With facial recognition technology, police and other government officials can not only identify people in photographs or video footage; they also have the capability to track individuals in real time. These systems allow law enforcement agents to use video cameras and continually scan everybody who walks by. According to the report, several major police departments have expressed an interest in this type of real-time tracking. Documents revealed agencies in at least five major cities, including Los Angeles, either claimed to run real-time face recognition off of street cameras, bought technology with the capability, or expressed a written interest in buying it.

In 2013, the Los Angeles Police Department announced the installation of 16 new surveillance cameras in “undisclosed locations” across the San Fernando Valley.

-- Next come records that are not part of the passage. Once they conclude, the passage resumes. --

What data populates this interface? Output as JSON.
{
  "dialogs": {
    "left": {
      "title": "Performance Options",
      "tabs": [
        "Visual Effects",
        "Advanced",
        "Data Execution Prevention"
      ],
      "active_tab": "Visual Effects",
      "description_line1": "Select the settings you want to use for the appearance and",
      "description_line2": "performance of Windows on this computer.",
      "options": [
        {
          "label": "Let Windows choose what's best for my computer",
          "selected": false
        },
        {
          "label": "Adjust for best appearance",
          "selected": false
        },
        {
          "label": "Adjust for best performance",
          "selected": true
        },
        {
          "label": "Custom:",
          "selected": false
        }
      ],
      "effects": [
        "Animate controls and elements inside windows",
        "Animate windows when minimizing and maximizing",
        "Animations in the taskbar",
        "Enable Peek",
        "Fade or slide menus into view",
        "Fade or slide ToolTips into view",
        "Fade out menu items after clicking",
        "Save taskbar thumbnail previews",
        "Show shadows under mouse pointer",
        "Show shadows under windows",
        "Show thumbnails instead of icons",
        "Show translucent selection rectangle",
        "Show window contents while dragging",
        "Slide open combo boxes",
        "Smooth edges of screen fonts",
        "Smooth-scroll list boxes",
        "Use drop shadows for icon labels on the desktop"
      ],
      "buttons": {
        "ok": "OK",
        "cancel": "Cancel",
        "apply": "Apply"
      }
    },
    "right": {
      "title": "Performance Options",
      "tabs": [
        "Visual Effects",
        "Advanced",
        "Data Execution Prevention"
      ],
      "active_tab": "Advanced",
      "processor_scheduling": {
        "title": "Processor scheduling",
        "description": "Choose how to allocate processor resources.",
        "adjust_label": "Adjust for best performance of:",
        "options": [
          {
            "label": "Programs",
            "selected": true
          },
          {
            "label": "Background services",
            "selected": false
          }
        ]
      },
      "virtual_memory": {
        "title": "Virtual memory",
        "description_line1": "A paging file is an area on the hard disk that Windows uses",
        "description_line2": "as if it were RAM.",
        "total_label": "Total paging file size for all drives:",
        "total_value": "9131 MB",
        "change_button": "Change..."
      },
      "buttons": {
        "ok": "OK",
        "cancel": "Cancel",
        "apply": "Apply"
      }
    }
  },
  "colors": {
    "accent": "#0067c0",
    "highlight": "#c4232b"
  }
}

The cameras were mobile, wireless, and programmed to support face recognition “at distances of up to 600 feet.” LA Weekly reported that they fed into the LAPD’s Real-time Analysis and Critical Response Center, which would scan the faces in the feed against “hot lists” of wanted criminals or “documented” gang members. It appears that every person who walks by those cameras has her face searched in this way.

The implementation of the unconstitutional Real ID Act has helped facilitate the creation of the national surveillance database. Provisions in the act require every state to use standardized digital photographs on their driver’s licenses that can be easily read by facial recognition technology.

George Orwell’s Big Brother would have drooled over the all-encompassing surveillance system quietly under construction in the United States. Facial recognition technology linked to federal, state and local databases can track your every move just by pointing a camera at your face. It effectively turns each of us into a suspect standing in a perpetual lineup.  The reported unreliability of facial recognition technology, especially when it comes to reading the features of ethnic minorities, makes this even more concerning.

Police operate these face recognition systems with little oversight and oftentimes in complete secrecy. For example, Ohio’s system remained almost completely unknown to the public for five years.

With their rapid proliferation, the potential for abuse and the threat to basic privacy rights posed by facial recognition surveillance, state and local governments need to make oversight and placing limits on law enforcement use of facial recognition a top priority. At the least, law enforcement agencies should be required to get local government approval in a public meeting before obtaining facial recognition technology. The TAC’s Local Ordinance to Limit Surveillance Technology covers this.

The good news is that there is growing resistance against facial recognition in cities and states.

San Francisco and Somerville, Mass. have both banned facial recognition technology. The New York Assembly is considering a bill to ban facial recognition in schools. And a bill introduced in the Michigan legislature would place a total ban on police use of facial recognition.

Despite the howls of outrage you hear from Capitol Hill, Congress won’t end facial recognition, or the surveillance state more broadly. They will only expand it. State and local action is the only hope to stop the expansion of the federal surveillance state.